Wednesday, April 27, 2011

The Call



I put that picture there because that is the stereotypical view of a pastor...older, clean-cut, suit, tie, squeaky clean.  I have nothing against those type of pastors...but that's not who I am.

My hair is a mess most of the time, I wear t-shirts and p.j. pants when I'm home, I don't give sermons the way that pastor in the picture would...but for some reason, God still called me.  I'm uncomfortable at parties where one has to be social, I don't like a lot of formality, I hate ties.  Despite my outward appearance, despite the fact that I have my faults, despite the fact that I don't "look the part," and despite the fact that I don't always "sound the part," God called me into the ministry.  Of this, I have NO doubts!
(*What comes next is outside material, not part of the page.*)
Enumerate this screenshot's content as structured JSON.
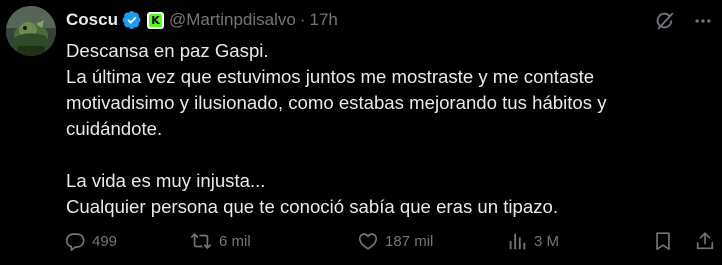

God's call couldn't have been any clearer!  I taught elementary and middle school for 10 years in mostly high poverty areas, and loved it.  But what I loved was not the teaching, it was the mentoring, the relationships with students and their families, and giving kids the tools to make their lives better.  I then got greedy.  I thought I should be a principal.  That's not to say all principals are bad - but for me it was a "power thing" or a "status thing," not a calling.  I got my M.Ed. I probably would have made a good principal, or I would have been fired.  I don't quickly take on the "company line" unless I believe it is for the benefit of all.  And that is what made me disenfranchised with teaching.  The "No Child Left Behind Act" was dumb!  Only an idiot could have come up with it, but yet it's the law of the land.  How can a school that passes in 19 out of 20 areas be a "failing school?"  Last time I checked, 95% was an "A."  Why should a school loose points because one student was in a coma and couldn't take the test???  DUH!!!!  I could go on, but I won't. 

Then God stepped in, maybe rescued me.  It was time to go into a different form of teaching.  To teach God's people and to teach people to know God.  It was a leap of faith.  I was uncomfortable with it.  I'm such a random person that at first I thought it was a passing whim.  I ignored it.  Prayed over it.  But, finally, it was obvious that I needed to do this.

So, here I am...pastoring a church...going to Divinity School.  And loving every minute of it!  I still don't "fit in" with traditional pastor groups.  I don't always fit in at school. I have opinions and often voice them.  But, I must somehow fit into God's plan.  If God can take a person like me to teach the Word, God can do anything!  I love God, believe Jesus is savior, and want others to have the same assurance!

I have my issues.  I'll say the occasional curse word.  I have a broad sense of time (I'm not known for being on time to much of anything).  I march to the beat of my own drummer, but that drummer must be God!  My fashion is questionable at best.  I'm not an eloquent speaker, but neither was Moses.  Trust me...I'm NO Moses!  I sometimes have the same doubts my parishioners have.  I sin.  I don't have all the answers.  I have trouble being serious most the time.  I have to maintain my sense of humor as a coping mechanism.  I get stressed.  I get depressed.  But, at the end of the day, I know God got me through it.  And I know God called me into the ministry.